"There is no doubt that he is the secret agent 'Thomas'," said diocese lawyer Anna Wernqvist in a Church of Sweden statement following a visit to the Stasi archives in Berlin.
The now 68-year-old man, named by DN as Alexsander Radler, is now known to have spied for the Stasi for 24 years and continued his service after arriving in Sweden in 1968.
Radler now faces being stripped of his licence to preach, the newspaper reported.
Luleå cathedral chapter had previously considered the matter after Radler was implicated in a book by researcher Birgitta Almgren in October 2011. The investigation was however closed due to insufficient evidence.
In discussions with the bishop Radler furthermore flatly denied the allegations forwarded in Almgren's book, which was based on the Swedish Stasi files.

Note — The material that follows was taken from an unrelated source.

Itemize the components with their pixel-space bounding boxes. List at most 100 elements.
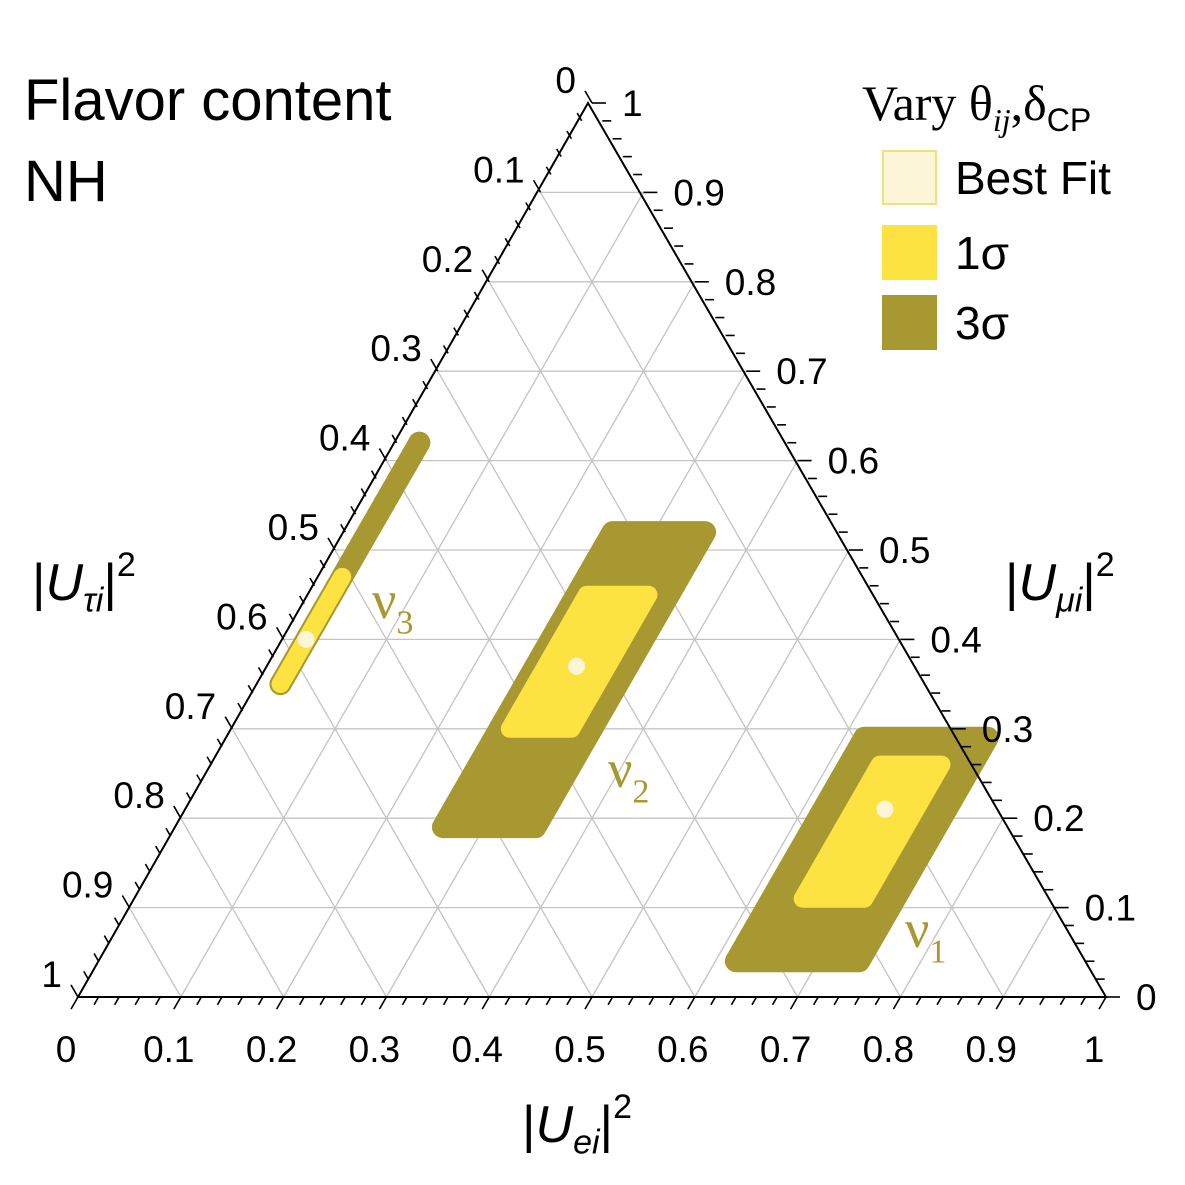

But following further revelations in a report based on the Stasi archives in the Expressen daily in April, the Church of Sweden reopened the case against the pastor.
Anna Wernqvist's visit to Berlin has now confirmed that Alexsander Radler and Stasi spy "Thomas" are one and the same person.

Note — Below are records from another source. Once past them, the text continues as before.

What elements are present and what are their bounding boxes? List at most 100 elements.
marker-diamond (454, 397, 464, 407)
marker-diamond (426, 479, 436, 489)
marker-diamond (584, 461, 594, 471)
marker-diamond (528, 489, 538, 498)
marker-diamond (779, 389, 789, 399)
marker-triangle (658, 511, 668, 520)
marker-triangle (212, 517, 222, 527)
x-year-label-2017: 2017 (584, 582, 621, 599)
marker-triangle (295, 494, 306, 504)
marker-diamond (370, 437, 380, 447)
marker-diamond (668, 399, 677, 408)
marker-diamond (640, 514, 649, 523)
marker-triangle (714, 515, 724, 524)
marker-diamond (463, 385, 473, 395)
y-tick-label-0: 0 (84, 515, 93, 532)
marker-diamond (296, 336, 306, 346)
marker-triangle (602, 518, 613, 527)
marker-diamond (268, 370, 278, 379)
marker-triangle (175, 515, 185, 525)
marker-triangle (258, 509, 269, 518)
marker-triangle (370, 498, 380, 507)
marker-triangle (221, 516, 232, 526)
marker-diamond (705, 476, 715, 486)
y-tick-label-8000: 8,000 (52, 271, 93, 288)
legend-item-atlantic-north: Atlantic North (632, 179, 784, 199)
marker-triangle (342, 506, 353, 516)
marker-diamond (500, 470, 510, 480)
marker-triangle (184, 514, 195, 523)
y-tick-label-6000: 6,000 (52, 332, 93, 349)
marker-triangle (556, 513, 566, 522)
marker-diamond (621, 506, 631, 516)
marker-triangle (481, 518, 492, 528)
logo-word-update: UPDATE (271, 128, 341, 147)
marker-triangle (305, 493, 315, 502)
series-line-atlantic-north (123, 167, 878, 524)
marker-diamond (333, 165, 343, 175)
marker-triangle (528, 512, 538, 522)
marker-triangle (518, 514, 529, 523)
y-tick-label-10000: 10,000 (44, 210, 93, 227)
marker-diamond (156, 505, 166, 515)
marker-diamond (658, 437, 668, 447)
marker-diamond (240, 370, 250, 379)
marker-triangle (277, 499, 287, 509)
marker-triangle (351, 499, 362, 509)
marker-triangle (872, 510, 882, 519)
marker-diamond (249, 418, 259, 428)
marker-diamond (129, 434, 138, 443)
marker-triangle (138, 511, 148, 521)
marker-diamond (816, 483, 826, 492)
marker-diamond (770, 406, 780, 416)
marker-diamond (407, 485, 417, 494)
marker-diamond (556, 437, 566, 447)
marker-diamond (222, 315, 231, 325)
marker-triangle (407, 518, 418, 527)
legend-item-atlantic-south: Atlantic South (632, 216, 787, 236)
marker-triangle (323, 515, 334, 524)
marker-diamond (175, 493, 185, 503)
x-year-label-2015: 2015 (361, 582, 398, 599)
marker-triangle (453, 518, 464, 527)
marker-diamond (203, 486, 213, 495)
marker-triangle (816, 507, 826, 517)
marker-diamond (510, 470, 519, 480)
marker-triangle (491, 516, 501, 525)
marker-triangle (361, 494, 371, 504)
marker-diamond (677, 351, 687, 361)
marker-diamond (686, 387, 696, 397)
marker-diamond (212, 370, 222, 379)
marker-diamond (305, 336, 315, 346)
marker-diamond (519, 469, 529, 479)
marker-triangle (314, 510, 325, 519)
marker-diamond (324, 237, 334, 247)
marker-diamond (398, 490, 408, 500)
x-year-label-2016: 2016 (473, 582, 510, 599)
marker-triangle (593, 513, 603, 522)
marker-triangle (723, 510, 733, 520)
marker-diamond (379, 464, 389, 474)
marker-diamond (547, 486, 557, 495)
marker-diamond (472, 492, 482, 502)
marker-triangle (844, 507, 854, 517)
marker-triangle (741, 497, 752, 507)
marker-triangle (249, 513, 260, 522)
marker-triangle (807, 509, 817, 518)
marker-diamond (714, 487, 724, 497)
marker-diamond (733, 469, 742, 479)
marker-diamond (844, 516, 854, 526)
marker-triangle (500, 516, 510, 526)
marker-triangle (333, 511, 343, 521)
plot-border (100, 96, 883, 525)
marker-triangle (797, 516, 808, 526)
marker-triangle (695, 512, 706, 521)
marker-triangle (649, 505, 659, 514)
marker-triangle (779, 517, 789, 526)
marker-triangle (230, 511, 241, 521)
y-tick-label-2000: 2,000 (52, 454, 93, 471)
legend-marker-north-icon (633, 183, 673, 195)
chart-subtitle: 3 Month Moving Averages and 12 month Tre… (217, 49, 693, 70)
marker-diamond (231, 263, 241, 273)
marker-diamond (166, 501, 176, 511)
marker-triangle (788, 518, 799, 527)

"According to the German authorities there is no doubt whatsoever that the pastor has handed over information to the Stasi," Wernqvist said in the statement.

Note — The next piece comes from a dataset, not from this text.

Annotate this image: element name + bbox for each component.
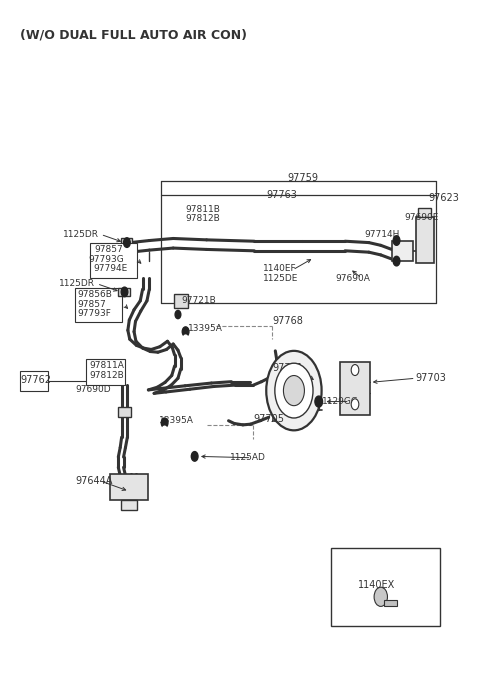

A key element of the ongoing Church of Sweden investigation will consider the issue of whether Radler has been economical with the truth in contact with the media and church authorities.
As the pastor's action were not illegal under German law at the time, he is however not suspected of any crime.
Furthermore as the 68-year-old is now a pensioner he does not risk losing employment over over his clandestine past, but it is likely that he will be stripped of his pastor's licence.
Wernqvist told DN that it is expected that the church investigation is unlikely to be completed before September.